The cross-strait Economic Cooperation Framework Agreement (ECFA) has enhanced Taiwan’s opportunity to participate in East Asian economic integration, but did not remove political factors that might hinder the progress, a visiting academic from New Zealand said yesterday.
Answering questions at a forum in Taipei regarding the chances of Taiwan signing a free-trade agreement (FTA) with New Zealand and joining the Trans Pacific Partnership (TPP), New Zealand APEC Study Center director Robert Scollay said that “obviously there are political issues that needed to be resolved.”
Scollay declined to elaborate on the “political connotations” attached to a possible Taiwan-New Zealand FTA, as well as Taiwan’s participation in the TPP and an initiative to create a proposed free-trade area of the Asia-Pacific, because he said he is not a political expert, but said that the political factors involved were not non-issues.
In his presentation delivered at the symposium hosted by the National Policy Foundation of the Chinese Nationalist Party (KMT) that addressed the implications of the ECFA on economic integration in the Asia-Pacific region, Scollay said the ECFA has affected some regional economies.
The ECFA has prompted South Korea to re-evaluate its approach to economic integration with China and Japan, and to consider moving ahead with negotiating a bilateral FTA with China rather than waiting for the slower development of a trilateral FTA among the three economies, Scollay said.

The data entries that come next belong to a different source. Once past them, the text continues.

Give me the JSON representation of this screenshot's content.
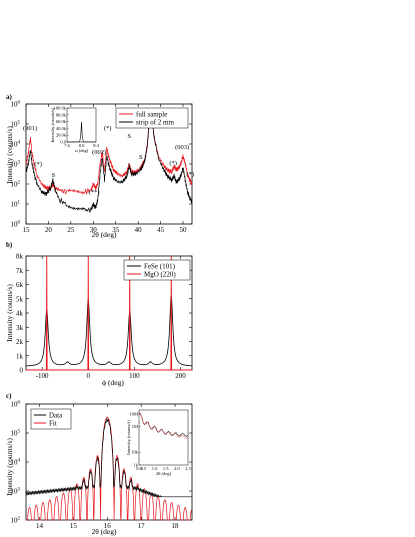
{
  "colors": {
    "black_series": "#000000",
    "red_series": "#e8151b"
  },
  "chart_data": [
    {
      "panel": "a)",
      "type": "line",
      "xlabel": "2θ (deg)",
      "ylabel": "Intensity (counts/s)",
      "xlim": [
        15,
        52
      ],
      "ylim_log10": [
        0,
        6
      ],
      "yscale": "log",
      "xticks": [
        "15",
        "20",
        "25",
        "30",
        "35",
        "40",
        "45",
        "50"
      ],
      "yticks": [
        "10",
        "10",
        "10",
        "10",
        "10",
        "10",
        "10"
      ],
      "ytick_exponents": [
        "0",
        "1",
        "2",
        "3",
        "4",
        "5",
        "6"
      ],
      "legend_position": "top-right",
      "series": [
        {
          "name": "full sample",
          "color": "#e8151b",
          "x": [
            15.0,
            15.5,
            16.0,
            16.3,
            16.8,
            17.5,
            18.5,
            19.5,
            20.5,
            21.0,
            21.5,
            22.5,
            24,
            26,
            28,
            29.5,
            30.0,
            30.5,
            31.0,
            31.5,
            32.0,
            32.5,
            33.0,
            33.5,
            34.5,
            35.5,
            36.5,
            37.5,
            38.0,
            38.5,
            39.5,
            40.5,
            41.0,
            41.5,
            42.0,
            42.5,
            43.0,
            43.5,
            44.5,
            45.5,
            46.5,
            47.5,
            48.0,
            48.5,
            49.0,
            49.5,
            50.0,
            50.5,
            51.0,
            51.5,
            52.0
          ],
          "log10y": [
            3.0,
            3.5,
            4.3,
            3.6,
            3.0,
            2.4,
            2.0,
            1.8,
            1.8,
            2.0,
            1.8,
            1.7,
            1.6,
            1.6,
            1.6,
            1.7,
            2.0,
            1.8,
            2.0,
            3.0,
            3.6,
            2.6,
            3.8,
            3.3,
            2.7,
            2.5,
            2.4,
            2.6,
            3.0,
            2.6,
            2.6,
            2.8,
            3.0,
            3.2,
            3.8,
            5.1,
            5.6,
            4.4,
            3.4,
            3.0,
            2.7,
            2.6,
            2.9,
            2.7,
            2.8,
            3.0,
            3.4,
            3.0,
            2.5,
            2.2,
            2.0
          ]
        },
        {
          "name": "strip of 2 mm",
          "color": "#000000",
          "x": [
            15.0,
            15.5,
            16.0,
            16.3,
            16.8,
            17.5,
            18.5,
            19.5,
            20.5,
            21.0,
            21.5,
            22.5,
            24,
            26,
            28,
            29.5,
            30.0,
            30.5,
            31.0,
            31.5,
            32.0,
            32.5,
            33.0,
            33.5,
            34.5,
            35.5,
            36.5,
            37.5,
            38.0,
            38.5,
            39.5,
            40.5,
            41.0,
            41.5,
            42.0,
            42.5,
            43.0,
            43.5,
            44.5,
            45.5,
            46.5,
            47.5,
            48.0,
            48.5,
            49.0,
            49.5,
            50.0,
            50.5,
            51.0,
            51.5,
            52.0
          ],
          "log10y": [
            2.6,
            3.0,
            3.7,
            3.1,
            2.5,
            2.0,
            1.6,
            1.5,
            1.8,
            2.2,
            1.7,
            1.2,
            1.0,
            0.8,
            0.7,
            0.7,
            1.0,
            0.8,
            1.2,
            2.5,
            3.3,
            2.2,
            3.4,
            2.9,
            2.3,
            2.1,
            2.1,
            2.4,
            2.9,
            2.5,
            2.5,
            2.7,
            2.9,
            3.2,
            3.9,
            5.2,
            5.7,
            4.4,
            3.3,
            2.8,
            2.4,
            2.2,
            2.4,
            2.1,
            2.2,
            2.4,
            2.8,
            2.2,
            1.6,
            1.3,
            1.1
          ]
        }
      ],
      "annotations": [
        {
          "text": "(001)",
          "x": 15.9,
          "log10y": 4.7
        },
        {
          "text": "(*)",
          "x": 17.7,
          "log10y": 2.9
        },
        {
          "text": "S",
          "x": 21.1,
          "log10y": 2.35
        },
        {
          "text": "(**)",
          "x": 30.2,
          "log10y": 1.5
        },
        {
          "text": "(002)",
          "x": 31.3,
          "log10y": 3.5
        },
        {
          "text": "(*)",
          "x": 33.2,
          "log10y": 4.7
        },
        {
          "text": "S",
          "x": 38.0,
          "log10y": 4.3
        },
        {
          "text": "S",
          "x": 40.6,
          "log10y": 3.25
        },
        {
          "text": "S",
          "x": 41.9,
          "log10y": 4.95
        },
        {
          "text": "(003)",
          "x": 49.8,
          "log10y": 3.75
        },
        {
          "text": "(*)",
          "x": 47.8,
          "log10y": 2.95
        },
        {
          "text": "(*)",
          "x": 51.6,
          "log10y": 2.4
        }
      ],
      "inset": {
        "xlabel": "ω (deg)",
        "ylabel": "Intensity (counts/s)",
        "xticks": [
          "7.6",
          "8.0",
          "8.4"
        ],
        "yticks": [
          "0.0",
          "20.0k",
          "40.0k",
          "60.0k",
          "80.0k",
          "100.0k"
        ],
        "xlim": [
          7.6,
          8.4
        ],
        "ylim": [
          0,
          100000
        ],
        "x": [
          7.6,
          7.95,
          7.98,
          8.0,
          8.02,
          8.05,
          8.4
        ],
        "y": [
          0,
          500,
          20000,
          60000,
          18000,
          500,
          0
        ]
      }
    },
    {
      "panel": "b)",
      "type": "line",
      "xlabel": "ϕ (deg)",
      "ylabel": "Intensity (counts/s)",
      "xlim": [
        -135,
        225
      ],
      "ylim": [
        0,
        8000
      ],
      "xticks": [
        "-100",
        "0",
        "100",
        "200"
      ],
      "yticks": [
        "0",
        "1k",
        "2k",
        "3k",
        "4k",
        "5k",
        "6k",
        "7k",
        "8k"
      ],
      "legend_position": "top-right",
      "series": [
        {
          "name": "FeSe (101)",
          "color": "#000000",
          "peaks_x": [
            -90,
            0,
            90,
            180
          ],
          "peaks_y": [
            4200,
            4900,
            4100,
            5200
          ],
          "width_deg": 4,
          "baseline": 250,
          "satellite_x": [
            -45,
            45,
            135
          ],
          "satellite_y": 500
        },
        {
          "name": "MgO (220)",
          "color": "#e8151b",
          "peaks_x": [
            -90,
            0,
            90,
            180
          ],
          "peaks_y": [
            8000,
            8000,
            8000,
            8000
          ],
          "width_deg": 0.8,
          "baseline": 0
        }
      ]
    },
    {
      "panel": "c)",
      "type": "line",
      "xlabel": "2θ (deg)",
      "ylabel": "Intensity (counts/s)",
      "xlim": [
        13.6,
        18.5
      ],
      "ylim_log10": [
        2,
        6
      ],
      "yscale": "log",
      "xticks": [
        "14",
        "15",
        "16",
        "17",
        "18"
      ],
      "yticks": [
        "10",
        "10",
        "10",
        "10",
        "10"
      ],
      "ytick_exponents": [
        "2",
        "3",
        "4",
        "5",
        "6"
      ],
      "legend_position": "top-left",
      "series": [
        {
          "name": "Data",
          "color": "#000000",
          "center": 16.0,
          "peak_log10": 5.45,
          "fringe_period": 0.2,
          "decay": 0.55,
          "floor_log10": 2.6
        },
        {
          "name": "Fit",
          "color": "#e8151b",
          "center": 16.0,
          "peak_log10": 5.55,
          "fringe_period": 0.2,
          "decay": 0.55,
          "floor_log10": 2.0
        }
      ],
      "inset": {
        "xlabel": "2θ (deg)",
        "ylabel": "Intensity (counts/s)",
        "xticks": [
          "0.0",
          "0.5",
          "1.0",
          "1.5",
          "2.0",
          "2.5"
        ],
        "yticks": [
          "1k",
          "10k",
          "1M",
          "10M"
        ],
        "xlim": [
          0.3,
          2.5
        ],
        "ylim_log10": [
          3,
          7.3
        ],
        "series": [
          {
            "name": "Data",
            "color": "#000000"
          },
          {
            "name": "Fit",
            "color": "#e8151b"
          }
        ]
      }
    }
  ]
}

China, South Korea and Japan have been unable to agree on the basis for a trilateral FTA, but the move by South Korea would in turn prompt Japan to re-evaluate its approach, he added.
The opportunity that the ECFA creates for Taiwan to develop FTAs with a range of countries has been touted by officials, but except for an immediate response from Singapore, Taiwan’s initiative to have FTAs with other partners is “seemingly likely to materialize rather more slowly,” he said.
Despite the slow progress, Taiwan should be able to become more closely integrated with the Asia-Pacific region through gradually developing its own FTAs in the region, as well as through closer and more balanced integration with China, Scollay said.
Regarding the chance of an FTA between Australia and Taiwan, Ken Waller, director of the Australian APEC Study Center at RMIT University, said there was much that could be done to enhance bilateral trade and investment without an FTA and suggested Taiwan review its domestic policies.
“Unilaterally, I have no doubt that [when] the door is open, you don’t need an FTA to do that. That doesn’t mean you should not have an FTA, but you don’t need one and you can benefit anyway,” Waller said.
Waller said Australia and Taiwan could proceed to expand their trade and investment relationship in a highly satisfactory and rewarding way in the absence of formal agreements.
Taiwan and Australia should continue to deepen their relationships within APEC and use that as a means of influencing reforms across the region to enhance growth and opportunities in member economies, he added.